The Gist: James Coffee (Ed Helms) is the type of police officer who’s continually in danger of incapacitating himself with his own pepper spray or clubbing his own nuts with his nightstick. He was caught on camera bungling an arrest — the guy got away, driving Coffee’s cruiser — and now he’s an internet-viral laughingstock. But he just kinda owns it and rolls with it, gamely soldiering on, well aware of his own incompetence, and shouldering mountains of verbal abuse levied at him by fellow officer Watts (Betty Gilpin, of GLOW fame).

Coffee is dating Vanessa (Taraji P. Henson), sneaking in for a little hide-the-pickle once her 12-year-old son Kareem (Terrence Little Gardenhigh) leaves for school. I think she likes him because he’s a nice guy, a milk-and-cookies straight-arrow who pronounces it “vergina” and likely doesn’t have it in himself to step on an ant. Kareem has a mouth like a sludge dump; for his class poetry assignment, he writes a filthy rap about the crush he has on his teacher, and performs it for the class.

Kareem doesn’t take kindly to some mustached white guy banging his mom, and isn’t afraid to say it to Coffee in the most vulgar terms. But as fate would have it, they’re forced to buddy up when they witness the murder of a dirty cop, tangling them with the same drug dealer who stole Coffee’s prowler, Orlando Johnson (RonReaco Lee). The plot thicks from there, like when you add cream to coffee, and that’s kind of the movie’s hidden joke, because cream is white but Kareem is black and coffee is black but Coffee is white.

COFFEE & KAREEM
Photo: Justina Mintz/NETFLIX

What Movies Will It Remind You Of?: Coffee and Kareem is begging for Cop and a Half comparisons. But I thought it was a dumber version of Hot Fuzz and/or the sweet spot between Paul Blart: Mall Cop and some tough-ass cop movie like, I dunno, Nighthawks. Yeah. Nighthawks.

Performance Worth Watching: Even though it’s a supporting role, Gilpin’s character enjoys an arc that allows her to be nasty-funny in a scene-thievery kind of way.

Memorable Dialogue: Watts describes Coffee thusly: “This is a guy who jerks off to Glenn Close.”

Sex and Skin: This is the type of movie that believes comedy can be derived from a scene in which a cop takes a 12-year-old to a topless strip club.
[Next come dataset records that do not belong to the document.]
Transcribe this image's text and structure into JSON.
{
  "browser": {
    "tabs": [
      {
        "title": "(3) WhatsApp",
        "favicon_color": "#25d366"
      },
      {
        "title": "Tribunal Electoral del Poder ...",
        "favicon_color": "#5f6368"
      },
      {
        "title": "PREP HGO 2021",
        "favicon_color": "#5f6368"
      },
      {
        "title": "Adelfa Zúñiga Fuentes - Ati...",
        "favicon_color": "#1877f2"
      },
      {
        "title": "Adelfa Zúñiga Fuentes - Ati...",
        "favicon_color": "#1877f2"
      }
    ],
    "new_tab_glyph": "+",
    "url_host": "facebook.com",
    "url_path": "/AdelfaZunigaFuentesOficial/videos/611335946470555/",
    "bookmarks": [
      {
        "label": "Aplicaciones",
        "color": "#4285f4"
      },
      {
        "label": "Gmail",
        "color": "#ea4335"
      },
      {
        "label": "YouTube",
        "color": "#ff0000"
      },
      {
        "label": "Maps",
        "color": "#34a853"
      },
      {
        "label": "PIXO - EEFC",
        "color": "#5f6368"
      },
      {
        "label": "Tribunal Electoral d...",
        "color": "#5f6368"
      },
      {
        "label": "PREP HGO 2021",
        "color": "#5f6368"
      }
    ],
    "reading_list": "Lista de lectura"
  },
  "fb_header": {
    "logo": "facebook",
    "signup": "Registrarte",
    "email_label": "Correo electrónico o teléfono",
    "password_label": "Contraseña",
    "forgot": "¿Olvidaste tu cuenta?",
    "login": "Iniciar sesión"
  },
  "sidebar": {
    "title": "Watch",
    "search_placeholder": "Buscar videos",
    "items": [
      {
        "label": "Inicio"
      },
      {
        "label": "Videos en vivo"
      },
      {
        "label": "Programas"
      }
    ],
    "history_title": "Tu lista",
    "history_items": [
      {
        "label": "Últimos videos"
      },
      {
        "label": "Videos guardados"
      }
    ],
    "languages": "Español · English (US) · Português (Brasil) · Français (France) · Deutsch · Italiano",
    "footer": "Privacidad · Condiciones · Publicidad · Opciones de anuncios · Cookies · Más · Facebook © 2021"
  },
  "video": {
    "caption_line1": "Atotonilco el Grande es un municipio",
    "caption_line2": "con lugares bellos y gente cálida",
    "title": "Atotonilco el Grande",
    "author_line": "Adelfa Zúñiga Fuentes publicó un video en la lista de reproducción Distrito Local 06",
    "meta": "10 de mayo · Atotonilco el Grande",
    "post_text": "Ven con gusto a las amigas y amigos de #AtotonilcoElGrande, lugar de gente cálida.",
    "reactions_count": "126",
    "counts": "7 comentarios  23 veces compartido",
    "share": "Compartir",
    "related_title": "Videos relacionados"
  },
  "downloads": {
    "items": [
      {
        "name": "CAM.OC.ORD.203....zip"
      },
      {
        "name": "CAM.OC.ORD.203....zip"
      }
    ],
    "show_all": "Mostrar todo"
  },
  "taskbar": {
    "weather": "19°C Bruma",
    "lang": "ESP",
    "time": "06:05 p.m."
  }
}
Our Take: Coffee and Kareem leans heavily on the kid-says-inappropriate-things thing, which is just as hacky as that weary cinema trope, The Foul-Mouthed Granny. There’s a running gag about being put on hold when you call 911 and Reservoir Dogs and Bad Lieutenant: Port of Call New Orleans references. Coffee is a stereotypical Helmsian idjit, the plot is sloppy, Henson’s talent is wasted, and the whole thing leads to a very grisly-violent hyperventilation of an ending.

This is all mostly forgivable if the movie is funny, which it sort of is, sometimes, I guess. It’s Magnum P.I. if Magnum was a moron (Helms even boasts the trademark Selleckian pushbroom ‘stache) and the “P.I.” stood for “politically incorrect.” It’s a nuclear assault of crass dialogue, including fat jokes at Kareem’s expense (he brushes them off) and some (mostly) tasteless and (pretty much) homophobic spiel from the 12-year-old, a master smack-talker who teaches Coffee how gangster-types are intimidated by aggressively “gay” threats (“Mike Tyson is the OG of this shit!”). This type of raunchy-comedy M.O. feels played out now; also dated are quaint scenes featuring pre-coronavirus occurrences such as sneezing in public without getting drawn and quartered and nurses enjoying work breaks. Remember when those things happened and it was OK? Was making gay jokes really ever OK?

Our Call: SKIP IT. Coffee and Kareem is more Cop Out than Grosse Pointe Blank.